Proche-Orient: une offre de trêve est examinée par Israël

Au sixième jour de l'opération militaire israélienne à Gaza, l'Etat hébreu examine une proposition de trêve égyptienne. Sans toutefois annoncer sa décision.
06 août 2015, 15:09
/ Màj. le 20 oct. 2015 à 10:39
Une proposition égyptienne de trêve est étudiée par Israël après les bombardements qui ont déjà fait plus de cent morts à Gaza.

Israël a examiné dans la nuit de lundi à mardi une proposition égyptienne de trêve avec le Hamas, sans annoncer de décision, selon les médias. Au sixième jour de l'opération israélienne dans la bande de Gaza, les bombardements ont fait plus de 100 morts côté palestinien.

Le forum des neuf principaux ministres du gouvernement de Benjamin Netanyahou s'est longuement réuni pour étudier l'option d'une trêve ou celle d'une offensive terrestre à Gaza. Il n'a annoncé aucune décision, selon la radio publique.

D'après ce média, Israël souhaite qu'une trêve de 24 à 48 heures soit observée afin que les parties puissent élaborer un cessez-le-feu durable. De même source, l'Etat hébreu pourrait, dans ce cadre, envisager d'alléger son blocus de la bande de Gaza.

Selon une chaîne de télévision israélienne, le premier ministre Benjamin Netanyahou serait enclin à approuver le document et un arrêt des hostilités serait en vue dans les 24 heures.

Iran pointé du doigt

Le président israélien Shimon Peres a lui accusé l'Iran d'encourager les Palestiniens à poursuivre leurs tirs de roquettes plutôt qu'à négocier un cessez-le-feu. Téhéran essaie "de leur envoyer des armes", a-t-il affirmé dans un entretien à la télévision CNN.

Au Caire, où il se trouve pour des discussions avec les autorités égyptiennes engagées dans des efforts de médiation, le chef en exil du Hamas, Khaled Mechaal, a évoqué la possibilité d'une trêve avec Israël, tout en insistant sur une levée du blocus de l'enclave.
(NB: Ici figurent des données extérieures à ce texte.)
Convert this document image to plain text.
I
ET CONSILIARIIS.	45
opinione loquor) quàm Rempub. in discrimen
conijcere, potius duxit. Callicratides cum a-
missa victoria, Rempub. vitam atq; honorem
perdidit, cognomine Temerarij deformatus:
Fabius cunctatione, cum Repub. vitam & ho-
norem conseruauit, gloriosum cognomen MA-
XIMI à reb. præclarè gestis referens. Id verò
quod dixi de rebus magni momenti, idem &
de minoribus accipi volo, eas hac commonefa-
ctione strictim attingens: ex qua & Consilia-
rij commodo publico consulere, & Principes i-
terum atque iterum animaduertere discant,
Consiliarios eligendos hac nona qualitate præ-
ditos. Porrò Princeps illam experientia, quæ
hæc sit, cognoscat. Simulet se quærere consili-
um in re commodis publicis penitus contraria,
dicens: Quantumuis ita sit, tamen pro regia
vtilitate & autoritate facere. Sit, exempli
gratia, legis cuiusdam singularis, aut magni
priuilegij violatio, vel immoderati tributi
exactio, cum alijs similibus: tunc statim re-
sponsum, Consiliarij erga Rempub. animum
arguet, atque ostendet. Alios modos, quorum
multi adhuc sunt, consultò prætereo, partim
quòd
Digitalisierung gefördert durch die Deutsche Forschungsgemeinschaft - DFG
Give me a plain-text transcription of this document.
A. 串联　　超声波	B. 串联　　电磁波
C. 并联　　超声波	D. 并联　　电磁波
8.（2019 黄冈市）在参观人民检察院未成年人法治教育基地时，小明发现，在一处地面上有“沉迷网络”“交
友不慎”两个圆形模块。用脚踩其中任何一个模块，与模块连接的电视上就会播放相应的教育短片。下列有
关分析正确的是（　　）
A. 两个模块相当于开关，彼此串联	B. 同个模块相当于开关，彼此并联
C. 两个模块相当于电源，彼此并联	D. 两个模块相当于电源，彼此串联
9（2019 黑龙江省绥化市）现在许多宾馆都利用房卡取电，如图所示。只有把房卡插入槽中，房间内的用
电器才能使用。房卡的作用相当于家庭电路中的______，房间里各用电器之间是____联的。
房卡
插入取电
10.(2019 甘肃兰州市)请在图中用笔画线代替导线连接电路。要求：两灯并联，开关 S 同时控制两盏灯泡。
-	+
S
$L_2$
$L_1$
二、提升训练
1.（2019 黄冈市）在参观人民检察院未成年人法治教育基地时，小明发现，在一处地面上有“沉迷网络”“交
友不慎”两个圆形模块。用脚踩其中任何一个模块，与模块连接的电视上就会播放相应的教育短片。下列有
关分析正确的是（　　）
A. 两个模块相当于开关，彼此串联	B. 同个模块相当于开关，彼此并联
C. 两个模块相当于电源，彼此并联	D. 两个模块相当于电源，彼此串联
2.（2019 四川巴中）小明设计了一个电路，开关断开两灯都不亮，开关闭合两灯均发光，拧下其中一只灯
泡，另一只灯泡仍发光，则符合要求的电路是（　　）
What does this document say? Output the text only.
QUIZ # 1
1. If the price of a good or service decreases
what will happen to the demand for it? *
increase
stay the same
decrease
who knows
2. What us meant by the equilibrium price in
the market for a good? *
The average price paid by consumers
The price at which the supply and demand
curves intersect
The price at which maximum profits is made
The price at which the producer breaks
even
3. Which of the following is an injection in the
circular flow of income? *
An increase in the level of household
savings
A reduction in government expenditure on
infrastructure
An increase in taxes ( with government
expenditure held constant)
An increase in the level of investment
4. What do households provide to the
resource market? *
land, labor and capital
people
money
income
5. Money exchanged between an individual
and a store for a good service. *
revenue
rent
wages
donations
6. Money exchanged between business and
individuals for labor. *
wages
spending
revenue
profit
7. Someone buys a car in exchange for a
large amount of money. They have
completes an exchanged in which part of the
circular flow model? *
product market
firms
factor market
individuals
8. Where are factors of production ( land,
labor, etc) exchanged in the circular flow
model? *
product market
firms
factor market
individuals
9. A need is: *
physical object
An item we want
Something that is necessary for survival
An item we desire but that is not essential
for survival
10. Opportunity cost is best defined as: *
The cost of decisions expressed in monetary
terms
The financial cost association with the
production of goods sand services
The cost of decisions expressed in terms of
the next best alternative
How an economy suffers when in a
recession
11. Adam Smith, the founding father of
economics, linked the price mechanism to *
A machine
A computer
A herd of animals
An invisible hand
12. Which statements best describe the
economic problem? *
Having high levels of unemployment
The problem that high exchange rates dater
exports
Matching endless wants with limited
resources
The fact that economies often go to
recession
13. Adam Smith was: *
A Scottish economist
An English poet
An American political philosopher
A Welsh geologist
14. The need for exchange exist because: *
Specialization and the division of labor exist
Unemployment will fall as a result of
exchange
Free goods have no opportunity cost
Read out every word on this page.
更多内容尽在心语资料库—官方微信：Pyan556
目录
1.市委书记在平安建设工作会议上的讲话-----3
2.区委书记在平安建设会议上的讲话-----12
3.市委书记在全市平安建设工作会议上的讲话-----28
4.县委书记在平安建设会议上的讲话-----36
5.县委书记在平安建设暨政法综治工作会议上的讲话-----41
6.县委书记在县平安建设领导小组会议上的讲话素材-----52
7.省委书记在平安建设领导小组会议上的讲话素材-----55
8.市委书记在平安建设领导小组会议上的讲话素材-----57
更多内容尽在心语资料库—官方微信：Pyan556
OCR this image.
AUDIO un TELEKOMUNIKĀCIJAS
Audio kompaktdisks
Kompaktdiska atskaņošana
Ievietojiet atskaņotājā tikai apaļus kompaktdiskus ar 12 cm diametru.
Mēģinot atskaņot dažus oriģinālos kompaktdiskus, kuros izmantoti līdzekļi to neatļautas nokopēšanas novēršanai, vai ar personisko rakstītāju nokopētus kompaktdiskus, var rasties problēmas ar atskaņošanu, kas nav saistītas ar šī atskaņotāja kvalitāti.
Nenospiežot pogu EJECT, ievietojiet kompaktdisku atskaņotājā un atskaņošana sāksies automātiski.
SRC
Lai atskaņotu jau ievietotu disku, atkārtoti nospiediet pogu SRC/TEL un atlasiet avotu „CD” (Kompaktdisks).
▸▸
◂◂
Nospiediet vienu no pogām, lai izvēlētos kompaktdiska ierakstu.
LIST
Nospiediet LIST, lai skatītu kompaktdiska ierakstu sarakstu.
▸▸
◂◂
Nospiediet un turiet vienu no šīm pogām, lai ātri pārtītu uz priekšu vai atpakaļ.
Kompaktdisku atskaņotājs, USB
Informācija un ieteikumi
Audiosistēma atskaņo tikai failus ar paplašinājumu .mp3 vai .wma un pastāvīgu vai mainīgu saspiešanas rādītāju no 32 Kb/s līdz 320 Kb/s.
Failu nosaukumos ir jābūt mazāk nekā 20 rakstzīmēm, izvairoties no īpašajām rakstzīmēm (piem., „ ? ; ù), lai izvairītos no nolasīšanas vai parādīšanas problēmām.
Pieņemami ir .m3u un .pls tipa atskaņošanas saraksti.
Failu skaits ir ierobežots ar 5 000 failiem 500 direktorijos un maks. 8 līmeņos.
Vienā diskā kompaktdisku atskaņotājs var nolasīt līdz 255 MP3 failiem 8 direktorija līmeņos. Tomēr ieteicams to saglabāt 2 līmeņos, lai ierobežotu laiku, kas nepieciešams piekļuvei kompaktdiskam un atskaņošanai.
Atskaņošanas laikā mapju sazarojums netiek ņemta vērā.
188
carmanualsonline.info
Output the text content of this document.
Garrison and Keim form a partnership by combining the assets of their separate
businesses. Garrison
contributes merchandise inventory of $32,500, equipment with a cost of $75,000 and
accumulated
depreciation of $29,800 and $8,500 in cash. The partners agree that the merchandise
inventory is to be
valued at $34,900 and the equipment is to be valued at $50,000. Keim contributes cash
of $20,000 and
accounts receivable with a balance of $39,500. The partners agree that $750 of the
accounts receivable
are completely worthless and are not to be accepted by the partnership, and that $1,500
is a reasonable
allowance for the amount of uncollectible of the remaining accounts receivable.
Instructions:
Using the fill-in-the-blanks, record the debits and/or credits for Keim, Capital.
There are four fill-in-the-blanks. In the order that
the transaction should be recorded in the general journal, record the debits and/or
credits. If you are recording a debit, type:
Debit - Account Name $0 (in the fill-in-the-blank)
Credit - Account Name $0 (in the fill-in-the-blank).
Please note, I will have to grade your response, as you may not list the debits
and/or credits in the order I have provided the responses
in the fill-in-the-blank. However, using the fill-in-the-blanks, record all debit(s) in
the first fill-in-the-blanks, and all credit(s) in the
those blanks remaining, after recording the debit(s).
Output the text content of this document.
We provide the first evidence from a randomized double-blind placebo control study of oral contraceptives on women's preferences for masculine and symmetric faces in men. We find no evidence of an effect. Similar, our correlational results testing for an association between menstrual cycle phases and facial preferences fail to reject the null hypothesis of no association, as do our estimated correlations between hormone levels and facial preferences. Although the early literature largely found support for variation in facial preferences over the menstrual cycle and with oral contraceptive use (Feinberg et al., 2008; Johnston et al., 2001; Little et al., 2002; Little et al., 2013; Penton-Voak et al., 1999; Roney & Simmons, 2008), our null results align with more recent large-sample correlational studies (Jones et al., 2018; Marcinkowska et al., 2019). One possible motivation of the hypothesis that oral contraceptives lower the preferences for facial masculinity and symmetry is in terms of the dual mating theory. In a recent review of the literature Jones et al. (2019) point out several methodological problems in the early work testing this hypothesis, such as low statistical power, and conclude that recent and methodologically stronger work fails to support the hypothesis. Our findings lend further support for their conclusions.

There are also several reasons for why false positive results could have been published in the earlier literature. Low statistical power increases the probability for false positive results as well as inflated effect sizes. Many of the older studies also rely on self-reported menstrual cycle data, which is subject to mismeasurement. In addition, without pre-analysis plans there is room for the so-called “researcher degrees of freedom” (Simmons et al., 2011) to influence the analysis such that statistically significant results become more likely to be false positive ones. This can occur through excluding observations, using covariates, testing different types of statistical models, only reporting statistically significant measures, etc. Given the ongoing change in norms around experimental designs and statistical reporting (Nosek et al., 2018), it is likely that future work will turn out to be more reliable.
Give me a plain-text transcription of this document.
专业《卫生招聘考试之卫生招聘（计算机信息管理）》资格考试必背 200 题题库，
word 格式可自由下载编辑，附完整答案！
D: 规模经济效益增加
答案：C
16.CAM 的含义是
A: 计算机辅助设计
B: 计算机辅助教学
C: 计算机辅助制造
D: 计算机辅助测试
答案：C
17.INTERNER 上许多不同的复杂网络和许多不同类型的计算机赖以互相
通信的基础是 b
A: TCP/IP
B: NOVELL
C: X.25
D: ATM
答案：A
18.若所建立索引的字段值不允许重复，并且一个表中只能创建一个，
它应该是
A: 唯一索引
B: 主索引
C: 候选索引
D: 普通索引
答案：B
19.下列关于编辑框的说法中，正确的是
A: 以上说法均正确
"Nous ne sommes pas contre un apaisement, mais nous tenons à nos demandes, la fin de la brutalité, la fin de l'agression et la levée du blocus", a dit M. Mechaal.

Lundi, les raids aériens israéliens ont fait 32 morts, portant à 109 le nombre de tués palestiniens depuis le début de l'offensive mercredi dans l'enclave côtière palestinienne, selon des sources médicales. Côté israélien, trois personnes ont été tuées par les roquettes palestiniennes.

Tractations diplomatiques

Face à la menace d'une escalade majeure, Israël agitant depuis plusieurs jours la menace d'une intervention terrestre, les tractations et visites diplomatiques battent leur plein.

Le secrétaire général des Nations unies, Ban Ki-moon, arrivé lundi soir au Caire, se rendra mardi en Israël et dans les territoires palestiniens, où il doit être reçu par M. Netanyahou et le président palestinien Mahmoud Abbas.

Le ministre allemand des Affaire étrangères Guido Westerwelle s'entretiendra également avec ces deux dirigeants mardi.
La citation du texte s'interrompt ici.